Derive the expressions for displacement, velocity and acceleration of a particle executes S.H.M.

Answer 1

Let's consider a particle P moves on the circumference of circle of radius A with uniform acceleration $\omega$.Let PN is the perpendicular drawn from P to diameter yy'.

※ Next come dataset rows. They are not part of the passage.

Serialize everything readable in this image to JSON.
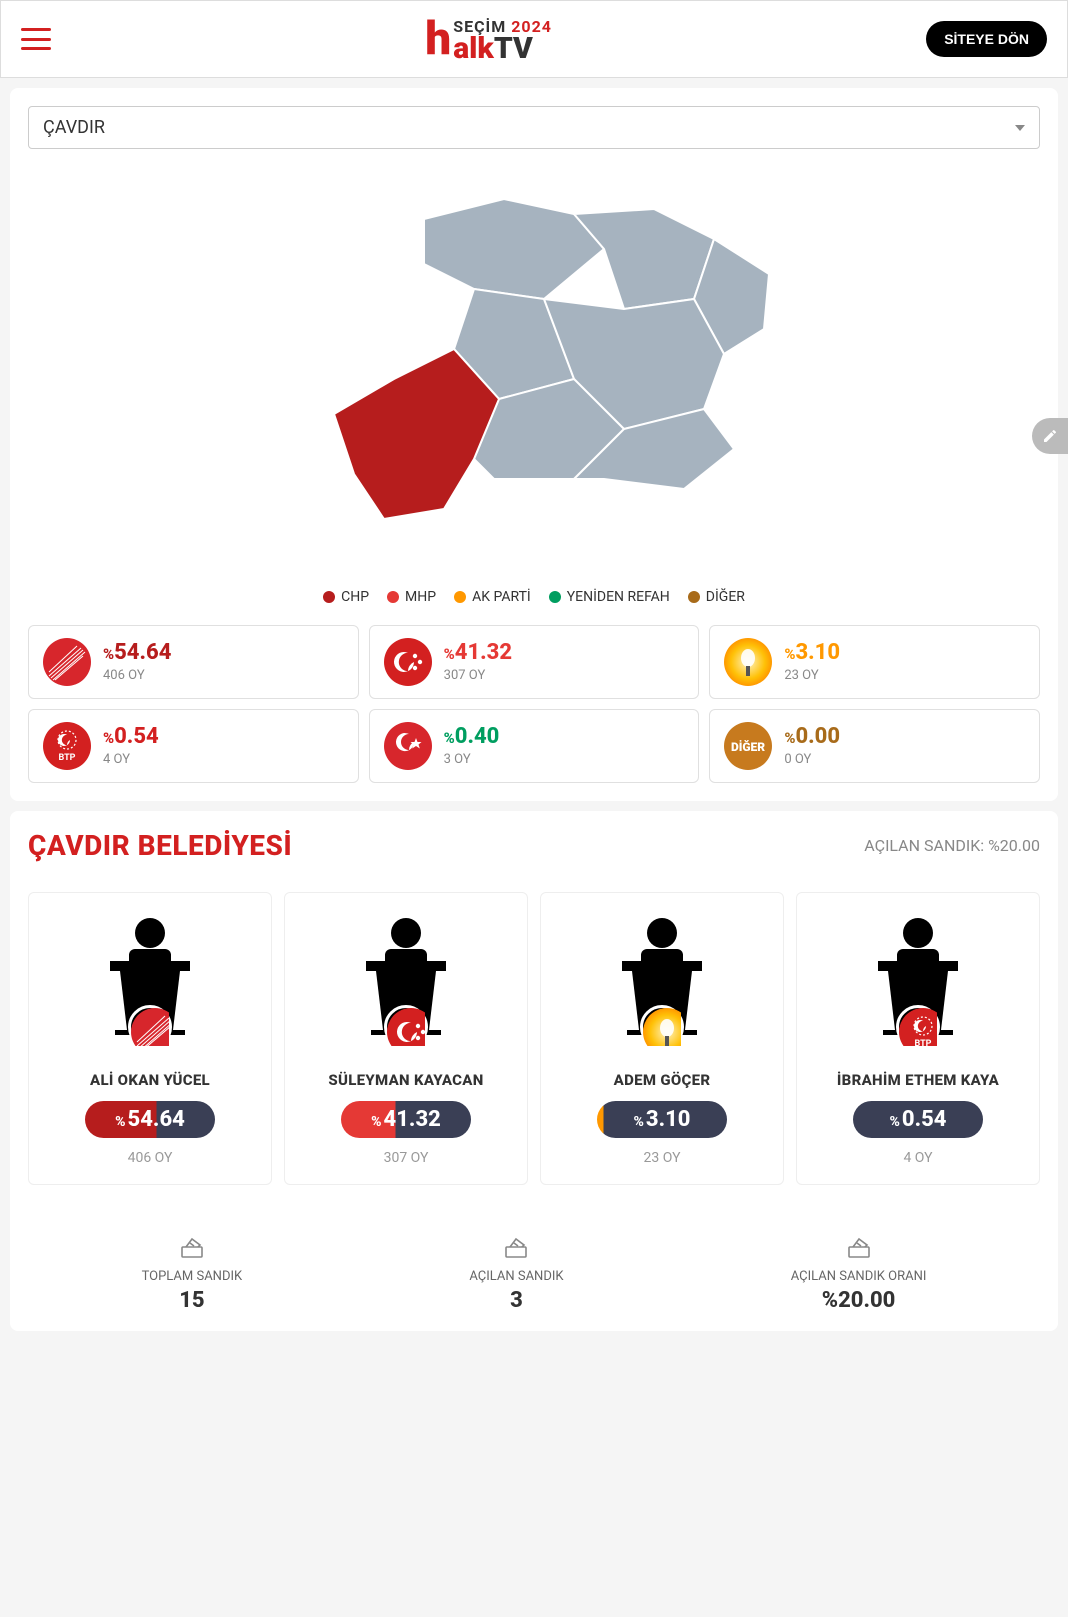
{
  "header": {
    "brand_pre": "SEÇİM",
    "brand_year": "2024",
    "brand_bottom_red": "alk",
    "brand_bottom_black": "TV",
    "back_label": "SİTEYE DÖN"
  },
  "colors": {
    "chp": "#b61d1d",
    "mhp": "#e53935",
    "akp": "#ff9800",
    "btp": "#d32020",
    "yrp": "#d7262c",
    "yrp_alt": "#009e60",
    "diger": "#a86b1a",
    "map_base": "#a6b3bf",
    "map_border": "#ffffff"
  },
  "district": {
    "name": "ÇAVDIR"
  },
  "legend": [
    {
      "label": "CHP",
      "color": "#b61d1d"
    },
    {
      "label": "MHP",
      "color": "#e53935"
    },
    {
      "label": "AK PARTİ",
      "color": "#ff9800"
    },
    {
      "label": "YENİDEN REFAH",
      "color": "#009e60"
    },
    {
      "label": "DİĞER",
      "color": "#a86b1a"
    }
  ],
  "parties": [
    {
      "key": "chp",
      "name": "CHP",
      "pct": "54.64",
      "votes": "406 OY",
      "cls": "chp"
    },
    {
      "key": "mhp",
      "name": "MHP",
      "pct": "41.32",
      "votes": "307 OY",
      "cls": "mhp"
    },
    {
      "key": "akp",
      "name": "AKP",
      "pct": "3.10",
      "votes": "23 OY",
      "cls": "akp"
    },
    {
      "key": "btp",
      "name": "BTP",
      "pct": "0.54",
      "votes": "4 OY",
      "cls": "btp"
    },
    {
      "key": "yrp",
      "name": "YRP",
      "pct": "0.40",
      "votes": "3 OY",
      "cls": "yrp"
    },
    {
      "key": "diger",
      "name": "DİĞER",
      "pct": "0.00",
      "votes": "0 OY",
      "cls": "diger"
    }
  ],
  "section": {
    "title": "ÇAVDIR BELEDİYESİ",
    "opened_label": "AÇILAN SANDIK: %20.00"
  },
  "candidates": [
    {
      "name": "ALİ OKAN YÜCEL",
      "party_cls": "chp",
      "pill_cls": "pill-left-chp",
      "pct": "54.64",
      "votes": "406 OY"
    },
    {
      "name": "SÜLEYMAN KAYACAN",
      "party_cls": "mhp",
      "pill_cls": "pill-left-mhp",
      "pct": "41.32",
      "votes": "307 OY"
    },
    {
      "name": "ADEM GÖÇER",
      "party_cls": "akp",
      "pill_cls": "pill-left-akp",
      "pct": "3.10",
      "votes": "23 OY"
    },
    {
      "name": "İBRAHİM ETHEM KAYA",
      "party_cls": "btp",
      "pill_cls": "pill-dark",
      "pct": "0.54",
      "votes": "4 OY"
    }
  ],
  "stats": [
    {
      "label": "TOPLAM SANDIK",
      "value": "15"
    },
    {
      "label": "AÇILAN SANDIK",
      "value": "3"
    },
    {
      "label": "AÇILAN SANDIK ORANI",
      "value": "%20.00"
    }
  ],
  "pct_symbol": "%"
}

see figure, $\angle{POX}=\theta$, OP = A and ON = y
from triangle ∆ONP,
$sin\theta=\frac{ON}{OP}$
we know, $\theta=\omega t$

so, $OPsin\omega t=ON$

or, $\boxed{y=Asin\omega t}$ ....(i),This is the expression of equation of SHM.
now differentiate y with respect to t, to find velocity of particle.
$\frac{dy}{dt}=v=\omega Acos\omega t$
or, $\boxed{v=\omega Acos\omega t}$ .....(ii)
from equations (i) and (ii),
$\boxed{\bf{v=\omega\sqrt{A^2-y^2}}}$ this is the expression of velocity of particle in SHM.

again , differentiate v with respect to t ,
$\frac{dv}{dt}=a=-\omega^2Asin\omega t$
from equation (I),
$\boxed{\bf{a=-\omega^2y}}$ this is the expression of acceleration of particle in SHM.